Seeking advice from an attorney
Dealing with these issues can be very stressful, complicated, and time consuming. Therefore, it is best to seek the advice of an experienced probate or estate planning attorney before filing any of the motions mentioned above. Look for an attorney who specializes in wills and trust, estate planning, and probate litigation rather than one who drafts the occasional simple will. If possible, seek out an attorney who is board certified in these areas of the law. You need an attorney who has extensive experience dealing with cases involving trustees and executors who may have mishandled the estate or otherwise breached their fiduciary duty.
Coming prepared
When you meet with the attorney, you should have as much information as possible available so the attorney can properly evaluate your case. That information should include details about the acts or omissions you believe the executor or trustee has committed and the dates of those acts or omissions. You should be prepared to provide any supporting documentation that you can get your hands on, especially if you believe the executor or trustee has embezzled from the estate.

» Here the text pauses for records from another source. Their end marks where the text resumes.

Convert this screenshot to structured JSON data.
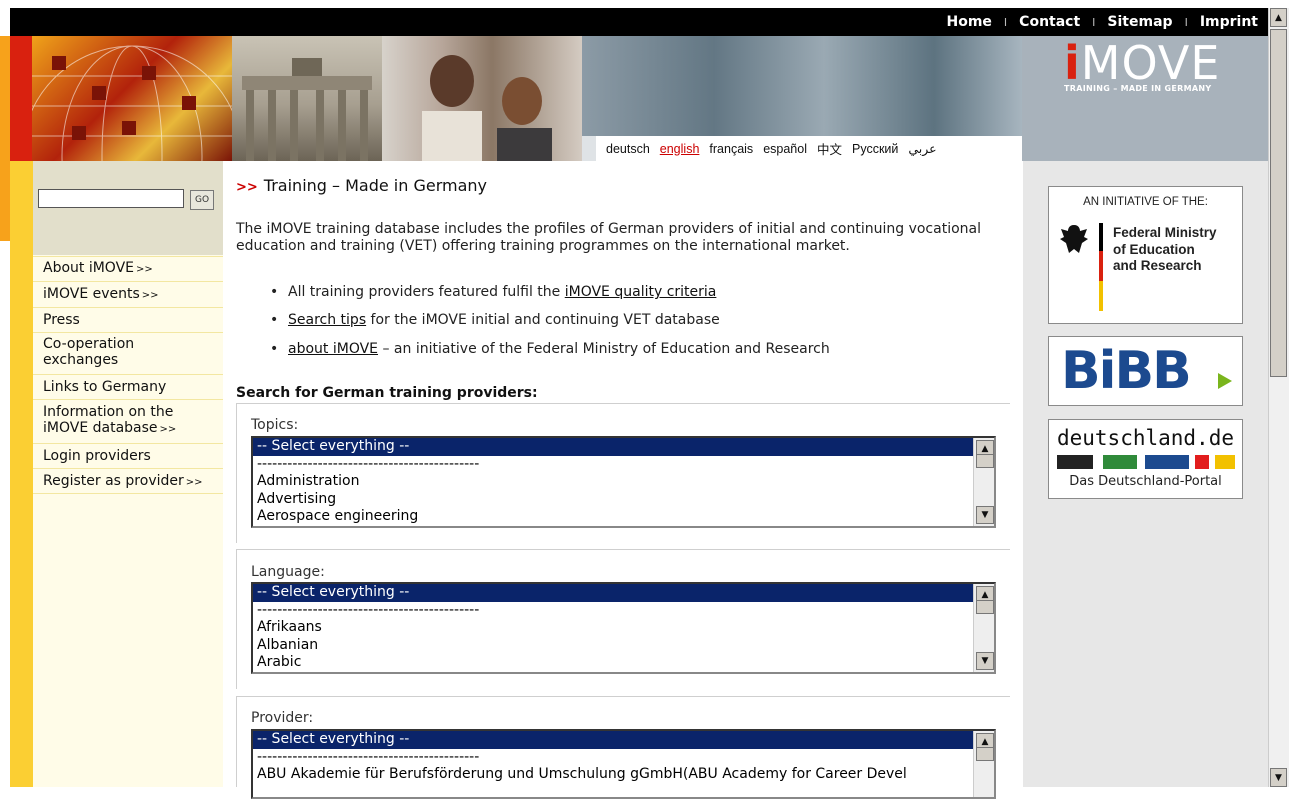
{
  "top_nav": {
    "items": [
      "Home",
      "Contact",
      "Sitemap",
      "Imprint"
    ],
    "separator": "I"
  },
  "logo": {
    "i": "i",
    "text": "MOVE",
    "tagline": "TRAINING – MADE IN GERMANY"
  },
  "languages": {
    "items": [
      "deutsch",
      "english",
      "français",
      "español",
      "中文",
      "Русский",
      "عربي"
    ],
    "active": "english"
  },
  "search": {
    "go_label": "GO",
    "value": ""
  },
  "sidebar": {
    "items": [
      {
        "label": "About iMOVE",
        "arrow": ">>"
      },
      {
        "label": "iMOVE events",
        "arrow": ">>"
      },
      {
        "label": "Press",
        "arrow": ""
      },
      {
        "label": "Co-operation exchanges",
        "arrow": ""
      },
      {
        "label": "Links to Germany",
        "arrow": ""
      },
      {
        "label": "Information on the iMOVE database",
        "arrow": ">>"
      },
      {
        "label": "Login providers",
        "arrow": ""
      },
      {
        "label": "Register as provider",
        "arrow": ">>"
      }
    ]
  },
  "main": {
    "heading_chevron": ">>",
    "heading": "Training – Made in Germany",
    "intro": "The iMOVE training database includes the profiles of German providers of initial and continuing vocational education and training (VET) offering training programmes on the international market.",
    "bullets": [
      {
        "dot": "•",
        "pre": "All training providers featured fulfil the ",
        "link": "iMOVE quality criteria",
        "post": ""
      },
      {
        "dot": "•",
        "pre": "",
        "link": "Search tips",
        "post": " for the iMOVE initial and continuing VET database"
      },
      {
        "dot": "•",
        "pre": "",
        "link": "about iMOVE",
        "post": " – an initiative of the Federal Ministry of Education and Research"
      }
    ],
    "search_title": "Search for German training providers:",
    "fields": {
      "topics": {
        "label": "Topics:",
        "options": [
          "-- Select everything --",
          "--------------------------------------------",
          "Administration",
          "Advertising",
          "Aerospace engineering"
        ]
      },
      "language": {
        "label": "Language:",
        "options": [
          "-- Select everything --",
          "--------------------------------------------",
          "Afrikaans",
          "Albanian",
          "Arabic"
        ]
      },
      "provider": {
        "label": "Provider:",
        "options": [
          "-- Select everything --",
          "--------------------------------------------",
          "ABU Akademie für Berufsförderung und Umschulung gGmbH(ABU Academy for Career Devel"
        ]
      }
    }
  },
  "right": {
    "initiative": {
      "caption": "AN INITIATIVE OF THE:",
      "ministry_line1": "Federal Ministry",
      "ministry_line2": "of Education",
      "ministry_line3": "and Research"
    },
    "bibb": "BiBB",
    "deutschland": {
      "title": "deutschland.de",
      "subtitle": "Das Deutschland-Portal"
    }
  },
  "colors": {
    "accent_red": "#d9210f",
    "left_yellow": "#fbcf33",
    "bibb_blue": "#1c4a8f",
    "bibb_green": "#7ab51d",
    "selection": "#0a246a"
  }
}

Your goal in seeking an accounting and/or removal of a trustee or executor is to ensure the wishes of your loved one are carried out. Many times, the trustee or executor simply doesn’t know what to do or may have made an honest mistake. Other times, the trustee or executor may be acting with their own interests in mind rather than those of the estate and beneficiaries.
Statute of limitations
Whatever the reasons behind the trustee or executor’s acts or omissions, it’s important that you act sooner rather than later if you suspect the estate is being mismanaged. If you do not act quickly, the courts may be unable to assist you. Remember, you only have a limited amount of time to bring certain court actions. This is known as the statute of limitations.
Moreover, if you know the estate is being mismanaged, but choose to do nothing about it for a number of years, your claim may be barred under the theory of laches. Laches means that you waited too long to take action and should not be rewarded for failing to make a claim in a more timely fashion.
Another reason to take action immediately if you believe an estate is being mismanaged is that you don’t want to assets of the estate to be exhausted by the trustee or executor. Waiting could mean that you get nothing. Even if you win a lawsuit against the trustee or executor and a judgment is entered in you favor, collecting on that judgment might take years and it’s quite possible, that you might never collect on it.
So, be proactive in protecting the estate and making sure that your loved one’s wishes are being carried out. Don’t be afraid to ask the executor or trustee for an accounting or for any other information regarding the estate that you are legally entitled to receive.
Being proactive may mean getting your own attorney
And remember, the attorney that drafted the will or trust is not your attorney, s/he’s the attorney for the settlor or decedent; so, s/he cannot represent you or give you any legal advice. You need your own attorney who will represent you and work to protect your interests.